Sunday, December 31, 2017

Your Vote is your Voice

It is now time for women to move on forward from holding fast unto death campaigns, shouting to drive off elephants out of their homes, campaigning with Trade Unions holding banner placards and screaming slogans at protest marches.


by Victor Cherubim-
( December 30, 2017, London, Sri Lanka Guardian) Women have a wonderful opportunity with the forthcoming Local Government elections in Sri Lanka. Your vote is your voice. No more wailing that the floods have taken your home, no more claiming that the price of a coconut has doubled in years, no more holding a photo of your loved one and waiting for the Government “to do something.”
To give excuses like “women don’t come forward to contest, women have too many other responsibilities, in the current political climate, it costs a lot to seek election,” is one way to beg the question.
What is lacking in women in Sri Lanka?
We all know that 52% of Sri Lanka’s population are made up by women.
In 1931 Sri Lanka became the first country in Asia to give women the vote on the same basis as men.

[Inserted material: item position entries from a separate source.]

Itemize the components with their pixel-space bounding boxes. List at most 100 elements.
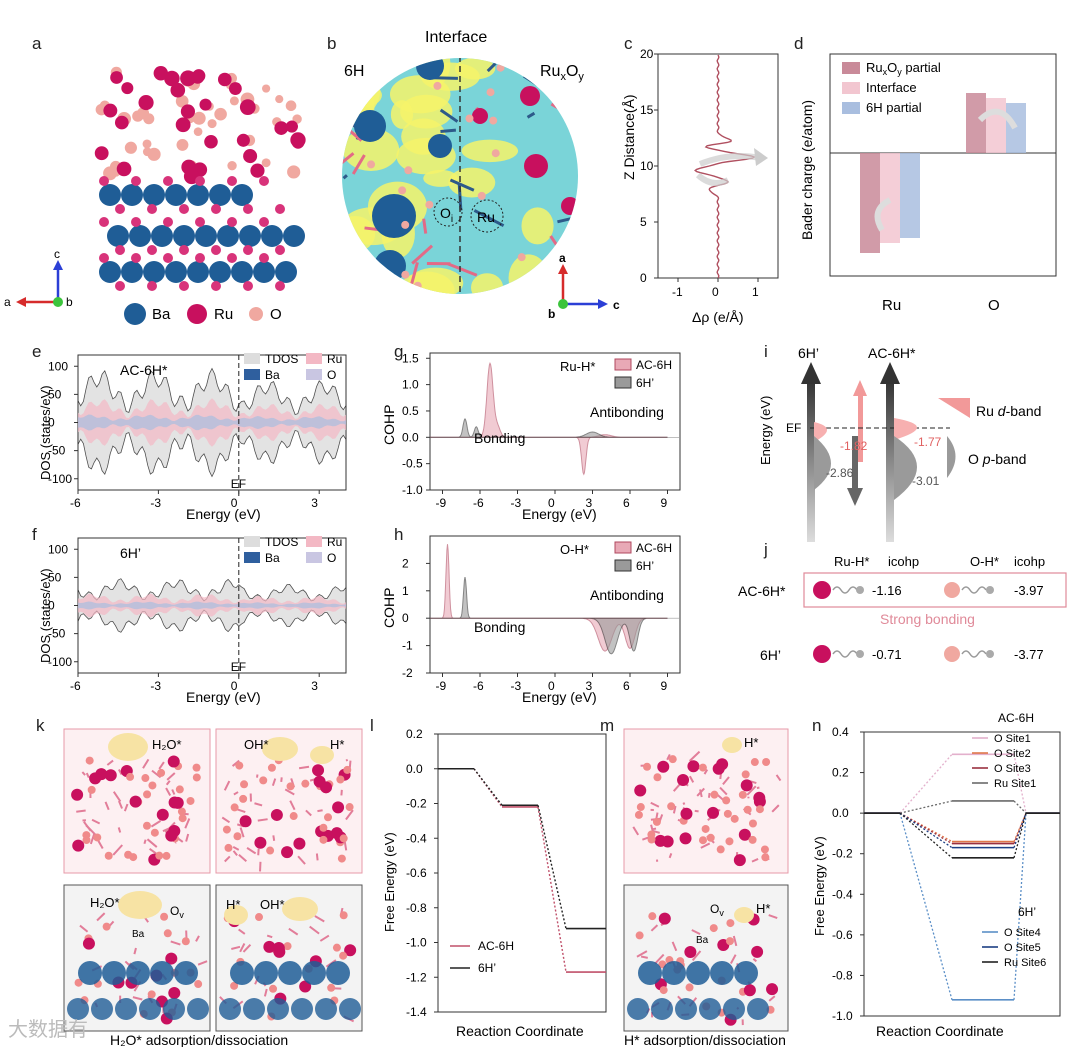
atom <box>712 762 725 775</box>
panel-letter-j: j <box>764 540 768 559</box>
i-o-band: O p-band <box>968 451 1026 467</box>
atom <box>730 814 739 823</box>
ru-atom <box>114 115 129 130</box>
panel-letter-k: k <box>36 716 45 735</box>
interface-title: Interface <box>425 29 487 46</box>
bond <box>351 154 366 175</box>
panel-a-structure: c a b Ba Ru O <box>4 66 306 325</box>
d-cat-ru: Ru <box>882 297 901 314</box>
charge-blob <box>521 207 554 245</box>
i-ylabel: Energy (eV) <box>758 396 773 465</box>
ru-atom <box>274 121 289 135</box>
atom <box>163 929 172 938</box>
ba-atom <box>163 998 185 1020</box>
o-atom <box>489 116 498 125</box>
o-atom <box>486 88 495 97</box>
o-atom <box>398 186 407 195</box>
c-ylabel: Z Distance(Å) <box>621 94 637 180</box>
ba-atom <box>723 998 745 1020</box>
panel-letter-b: b <box>327 34 337 53</box>
atom <box>93 833 102 842</box>
cohp-xtick: -9 <box>436 679 447 693</box>
o-atom <box>142 139 152 149</box>
panel-n-free-energy: 0.4 0.2 0.0 -0.2 -0.4 -0.6 -0.8 -1.0 AC-6H O Site… <box>812 711 1061 1039</box>
atom <box>171 796 184 809</box>
atom <box>706 833 715 842</box>
atom <box>725 937 734 946</box>
atom <box>709 924 718 933</box>
ru-atom <box>181 159 197 175</box>
panel-g-cohp: 1.5 1.0 0.5 0.0 -0.5 -1.0 -9 -6 -3 0 3 6 9 Ru-H* AC-6H… <box>381 351 681 522</box>
charge-profile-line <box>694 54 756 279</box>
i-val-o-6h: -2.86 <box>826 466 854 480</box>
d-legend-label: 6H partial <box>866 100 922 115</box>
cohp-xtick: 3 <box>586 496 593 510</box>
left-label-6h: 6H <box>344 63 364 80</box>
atom <box>129 853 138 862</box>
m-bot-label3: Ba <box>696 935 709 946</box>
cohp-xtick: 3 <box>586 679 593 693</box>
ba-atom <box>239 225 261 247</box>
bond <box>440 128 457 133</box>
cohp-xlabel: Energy (eV) <box>522 506 597 522</box>
cohp-xtick: 0 <box>548 496 555 510</box>
panel-f-dos: 100 50 0 -50 -100 -6 -3 0 3 EF 6H’ TDOS Ru Ba O DOS (st… <box>38 535 347 705</box>
cohp-xtick: -6 <box>473 496 484 510</box>
ba-atom <box>638 961 662 985</box>
ba-atom <box>651 998 673 1020</box>
atom <box>743 805 752 814</box>
ba-atom <box>99 184 121 206</box>
charge-blob <box>470 273 504 294</box>
ru-atom <box>163 217 173 227</box>
atom <box>722 796 731 805</box>
atom <box>344 944 357 957</box>
panel-letter-i: i <box>764 342 768 361</box>
n-legend-label: Ru Site1 <box>994 778 1036 790</box>
atom <box>733 854 746 867</box>
o-atom <box>275 95 284 104</box>
atom <box>263 940 276 953</box>
panel-letter-n: n <box>812 716 822 735</box>
axis-triad-b: a b c <box>548 251 620 321</box>
dos-ytick: 100 <box>48 359 68 373</box>
ba-atom <box>372 194 416 238</box>
energy-connector <box>1013 813 1027 1000</box>
o-atom <box>376 64 385 73</box>
atom <box>165 952 178 965</box>
ba-atom <box>710 961 734 985</box>
energy-connector <box>537 805 567 929</box>
dos-xtick: -3 <box>150 679 161 693</box>
dos-ytick: -50 <box>48 627 66 641</box>
d-legend-label: Interface <box>866 80 917 95</box>
ba-atom <box>283 225 305 247</box>
charge-blob <box>508 254 549 294</box>
dos-legend-swatch <box>306 552 322 563</box>
cohp-ytick: 0 <box>402 611 409 625</box>
o-atom <box>261 84 271 93</box>
cohp-ytick: 1 <box>402 584 409 598</box>
atom <box>148 781 157 790</box>
o-atom <box>346 277 355 286</box>
energy-connector <box>899 812 953 859</box>
ba-atom <box>209 184 231 206</box>
panel-letter-d: d <box>794 34 804 53</box>
n-ytick: 0.2 <box>832 766 849 780</box>
atom <box>267 763 276 772</box>
atom <box>725 837 734 846</box>
cohp-ytick: 1.0 <box>402 378 419 392</box>
dos-xtick: -6 <box>70 496 81 510</box>
atom <box>155 851 164 860</box>
bond <box>439 108 459 123</box>
j-row1-ru: -1.16 <box>872 583 902 598</box>
o-atom <box>350 102 359 111</box>
o-atom <box>517 253 526 262</box>
atom <box>753 791 766 804</box>
cohp-xtick: 0 <box>548 679 555 693</box>
atom <box>685 983 694 992</box>
axis-triad: c a b <box>4 247 73 309</box>
l-ytick: -1.0 <box>406 936 427 950</box>
o-atom <box>175 94 189 108</box>
c-xtick: 1 <box>752 285 759 299</box>
ru-atom <box>211 204 221 214</box>
charge-blob <box>454 58 496 80</box>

It was just a few years after women in Britain and perhaps, slightly more than a decade after women in the States obtained this right.
Women in Sri Lanka made rapid progress in relation to health, education and employment. Much was done in the home in medical care.
We note that women have a 1 in 8 chance of dying in their lifetime due to pregnancy related causes compared with 1 in 4,800 chance in Britain. With rural health network centres, Sri Lanka success in reducing maternal deaths is attributed to broad, free access to maternal health, professionalisation of midwives, availability of basic medical supplies and obstetric medication. My Grandmother in Sri Lanka died at childbirth and so I am personally proud of this progress and achievement.
In respect of education, women are outperforming men in schools and universities and are gainfully occupied.
But the spectacular achievement of women is in seeking employment abroad. Women working abroad – a life blood of the nation’s economy. There is nothing more to add.
What is lacking in Sri Lanka is summed up beautifully by Subha Wijesiriwardena in “The Women’s Question in Sri Lanka: A Reflection 2017:
“Women often do not believe they are worthy candidates or could enter a life of politics. The second is at the level of the party, where parties systematically discriminate women and rarely ever nominate women. Finally, it is at the level of the electorate where a combination of a lack of visibility in relation to other campaigns and conditioned sexism and sexual biases towards male authority prevent women from being elected by the public.”
Prejudice against women particular to Local elections
Prejudice against women as political candidates in Local Government elections and the voting habits of rural people has been highlighted as the public/private divide in which women are subjugated to roles related to the home and family.
What is very noticeable outside Sri Lanka, and hardly visible in the country, is the fact of obese men holding political positions in various political parties. It is understandable rural women have been kept in the kitchen for one purpose only.
It is no longer for women to be given space to engage in politics.
It is now time for women to move on forward from holding fast unto death campaigns, shouting to drive off elephants out of their homes, campaigning with Trade Unions holding banner placards and screaming slogans at protest marches.
It is about time women’s grievances are aired in the corridors of power in Pradesha Sabhas. Politicians of all parties have a duty to attract women to contest and give nominated women candidates every support and preference as necessary to make the third and lowest level of government in Sri Lanka a collective voice for women now, if only to see progress in the preparation for the General Election in 2020.
What do you want for women in Sri Lanka in 2018?
2018 marks the centenary of women winning their right to vote in the UK. What we need in Sri Lanka is to celebrate the gender equality and join in voting many women, including shy women in rural communities by getting them elected to Local Government.